Learning to see the pattern
Once you understand the idea behind a Working Specification, it becomes visible. It’s the mark of a leader who won’t let their organization wander aimlessly, hoping to “do better,” but instead clearly defines what needs to get done.
See it in Ron Johnson’s design for the Apple Store, where he rejected the industry’s warehouse model. He specified that the store was not a place to store inventory, but a stage for solutions. By defining the store as a theater, he gave the staff a simplified reality where their job was to perform a service, not to move boxes.
Or look at Arthur Levitt at the SEC. Instead of leaving “investor protection” vague, he required that legal documents be written in plain English. He didn’t wait for endless debates about transparency—he just said, use the active voice and short sentences. That gave everyone a clear example to follow.
See it in Paul Polman at Unilever, who resolved the ambiguity of long-term strategy by simply abolishing quarterly earnings reports. He re-specified the firm’s timeline, removing the mechanism that forced short-term thinking.

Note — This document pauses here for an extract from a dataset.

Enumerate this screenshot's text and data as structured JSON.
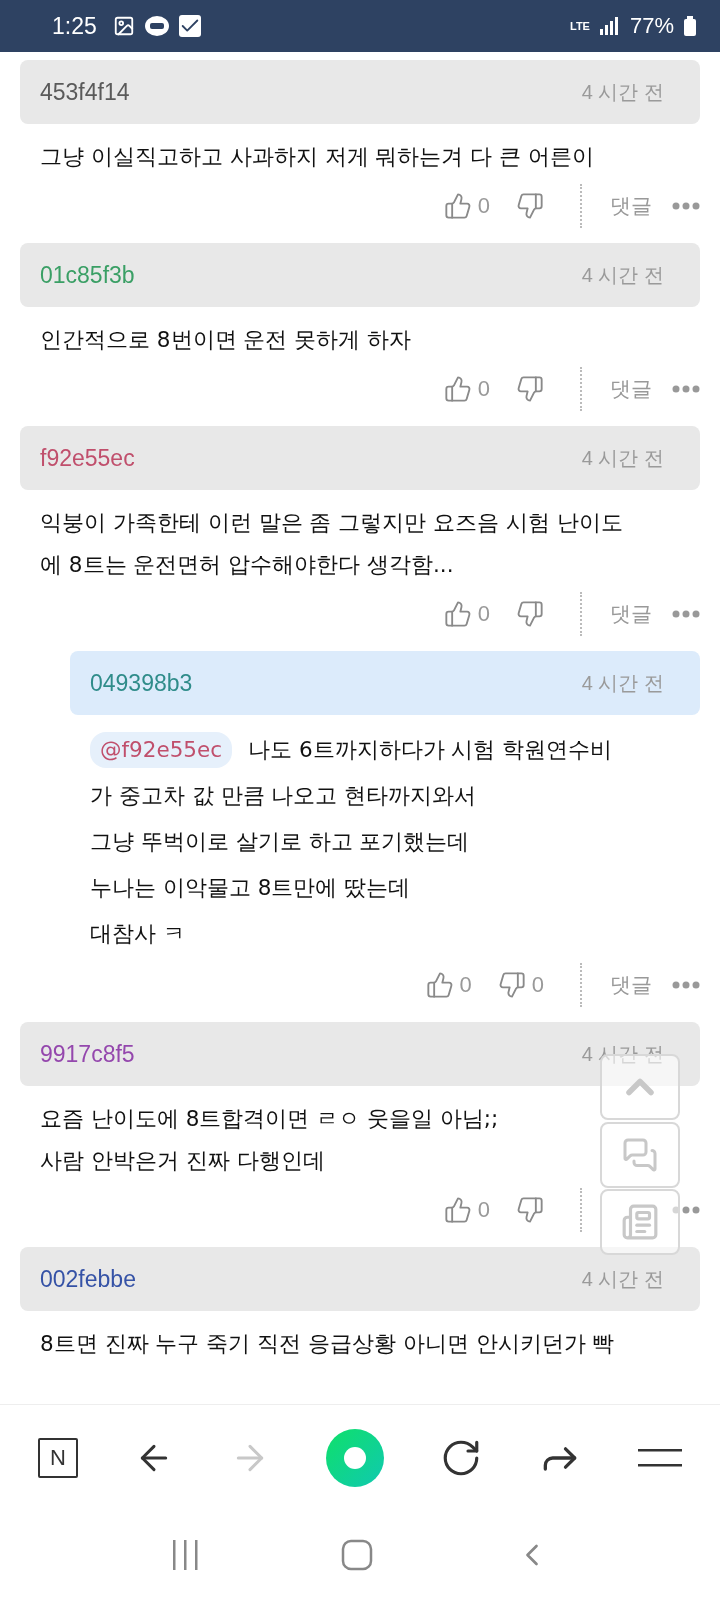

Michael Joseph at Safaricom brought banking to millions by deciding that a simple text message could count as currency. At Toyota, Taiichi Ohno didn’t just tell people to aim for “fewer defects.” He made it simple: if there’s a problem, stop the assembly line immediately. Both leaders turned fuzzy goals into clear, actionable steps.

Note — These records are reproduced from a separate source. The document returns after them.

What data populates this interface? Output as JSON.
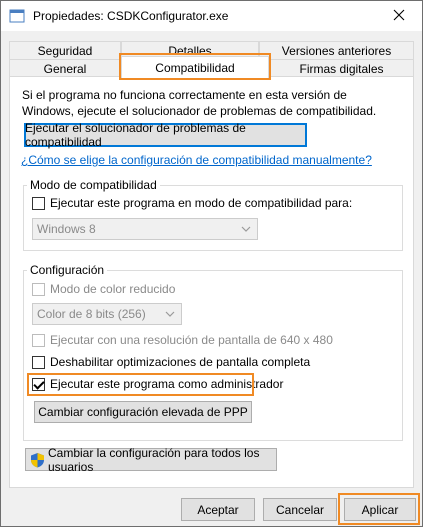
{
  "window": {
    "title": "Propiedades: CSDKConfigurator.exe"
  },
  "tabs": {
    "row1": [
      "Seguridad",
      "Detalles",
      "Versiones anteriores"
    ],
    "row2": [
      "General",
      "Compatibilidad",
      "Firmas digitales"
    ],
    "active": "Compatibilidad"
  },
  "intro": {
    "line1": "Si el programa no funciona correctamente en esta versión de",
    "line2": "Windows, ejecute el solucionador de problemas de compatibilidad."
  },
  "troubleshooter_button": "Ejecutar el solucionador de problemas de compatibilidad",
  "help_link": "¿Cómo se elige la configuración de compatibilidad manualmente?",
  "compat_mode": {
    "group_label": "Modo de compatibilidad",
    "checkbox_label": "Ejecutar este programa en modo de compatibilidad para:",
    "checked": false,
    "os_value": "Windows 8"
  },
  "settings": {
    "group_label": "Configuración",
    "reduced_color_label": "Modo de color reducido",
    "color_value": "Color de 8 bits (256)",
    "resolution_label": "Ejecutar con una resolución de pantalla de 640 x 480",
    "fullscreen_label": "Deshabilitar optimizaciones de pantalla completa",
    "admin_label": "Ejecutar este programa como administrador",
    "admin_checked": true,
    "dpi_button": "Cambiar configuración elevada de PPP"
  },
  "all_users_button": "Cambiar la configuración para todos los usuarios",
  "footer": {
    "ok": "Aceptar",
    "cancel": "Cancelar",
    "apply": "Aplicar"
  },
  "colors": {
    "highlight": "#f08a24",
    "link": "#0066cc",
    "focus": "#0078d7"
  }
}
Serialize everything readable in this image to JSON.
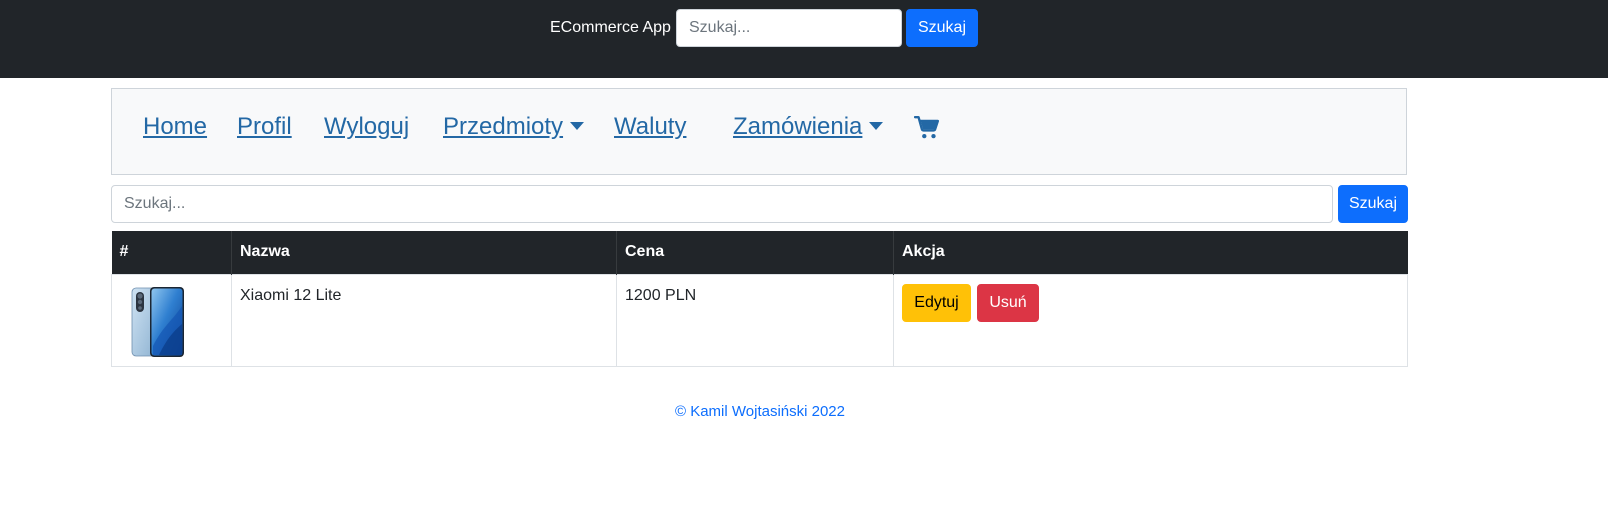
{
  "topbar": {
    "brand": "ECommerce App",
    "search_placeholder": "Szukaj...",
    "search_button": "Szukaj",
    "background_color": "#212529"
  },
  "nav": {
    "items": [
      {
        "label": "Home"
      },
      {
        "label": "Profil"
      },
      {
        "label": "Wyloguj"
      },
      {
        "label": "Przedmioty",
        "dropdown": true
      },
      {
        "label": "Waluty"
      },
      {
        "label": "Zamówienia",
        "dropdown": true
      }
    ],
    "cart_icon": "shopping-cart-icon",
    "link_color": "#2368a5"
  },
  "search": {
    "placeholder": "Szukaj...",
    "button": "Szukaj"
  },
  "table": {
    "headers": [
      "#",
      "Nazwa",
      "Cena",
      "Akcja"
    ],
    "rows": [
      {
        "image": "smartphone-image",
        "name": "Xiaomi 12 Lite",
        "price": "1200 PLN",
        "edit_label": "Edytuj",
        "delete_label": "Usuń"
      }
    ]
  },
  "footer": {
    "text": "© Kamil Wojtasiński 2022"
  },
  "colors": {
    "primary": "#0d6efd",
    "warning": "#ffc107",
    "danger": "#dc3545"
  }
}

In each case, the leader functioned as a complexity filter. They didn’t just set a direction; they defined the “physics” of the work. They took a world of infinite variables and reduced it to an actionable constraint. They didn’t wait for the fog to clear—they defined a Working Specification and started walking.
The Work of Leadership
Just as people in 1964 didn’t fully understand what the Moon’s surface was really like, leaders today rarely have all the answers about the challenges they face. Still, leadership means having the courage to identify and define the most important challenge for their team or organization. Are customers changing their habits? Is innovation slowing down? Does new technology represent a risk or an opening? Are obstacles coming from competitors, internal politics, or simply from sticking to old ways?
In complex situations, uncertainty is always part of the picture. Leaders have to manage the stress of not knowing everything and give their teams a clear, workable path forward. This comes down to two things: identifying a critical challenge and outlining a practical plan to tackle it.

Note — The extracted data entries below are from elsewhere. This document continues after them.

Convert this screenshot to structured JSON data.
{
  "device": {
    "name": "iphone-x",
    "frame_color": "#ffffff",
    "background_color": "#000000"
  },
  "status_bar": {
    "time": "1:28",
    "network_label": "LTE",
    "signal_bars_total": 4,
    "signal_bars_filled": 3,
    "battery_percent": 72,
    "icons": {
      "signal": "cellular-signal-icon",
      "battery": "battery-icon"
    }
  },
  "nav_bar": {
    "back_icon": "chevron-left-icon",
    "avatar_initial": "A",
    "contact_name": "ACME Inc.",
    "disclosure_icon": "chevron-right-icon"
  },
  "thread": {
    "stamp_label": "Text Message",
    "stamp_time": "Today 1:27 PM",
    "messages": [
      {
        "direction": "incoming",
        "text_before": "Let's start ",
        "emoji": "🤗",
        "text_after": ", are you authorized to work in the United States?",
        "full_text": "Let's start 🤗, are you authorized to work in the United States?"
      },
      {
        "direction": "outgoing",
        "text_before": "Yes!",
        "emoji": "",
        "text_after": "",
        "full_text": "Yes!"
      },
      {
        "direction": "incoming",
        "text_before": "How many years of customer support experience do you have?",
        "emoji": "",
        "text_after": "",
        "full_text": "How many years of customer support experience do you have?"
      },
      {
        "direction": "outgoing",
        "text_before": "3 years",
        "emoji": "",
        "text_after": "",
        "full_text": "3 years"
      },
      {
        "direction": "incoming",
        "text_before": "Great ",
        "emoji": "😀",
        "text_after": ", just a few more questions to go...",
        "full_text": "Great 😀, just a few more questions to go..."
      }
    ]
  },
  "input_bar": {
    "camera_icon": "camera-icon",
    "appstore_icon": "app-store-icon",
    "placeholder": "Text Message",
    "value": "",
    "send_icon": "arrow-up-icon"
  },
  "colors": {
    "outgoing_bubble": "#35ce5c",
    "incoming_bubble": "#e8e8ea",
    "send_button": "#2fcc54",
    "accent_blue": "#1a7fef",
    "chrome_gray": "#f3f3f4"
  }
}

These plans aren’t perfect. They aren’t the final word, and they’ll change as people learn more and new information comes in. But without a working plan, organizations waste energy and get stuck—chasing lots of metrics or getting lost in endless what-ifs and analysis. Real progress starts when there’s a clear problem to solve. Good leaders help their teams move from confusion to action.
When a leader lays out a concrete plan, it’s not just about motivating the team—it’s about making it possible, actually, to get things done. By turning big, vague questions into clear, doable tasks, leaders give their organizations what they need most: a problem they can solve.
Whether it’s shifting from a messy software project to a simpler version, deciding that all furniture should be flat-packed, or setting one clear goal for a new technology, the job is always the same. A leader must absorb the buzzing confusion of reality and, in its place, define a clear task the organization is equipped to carry out.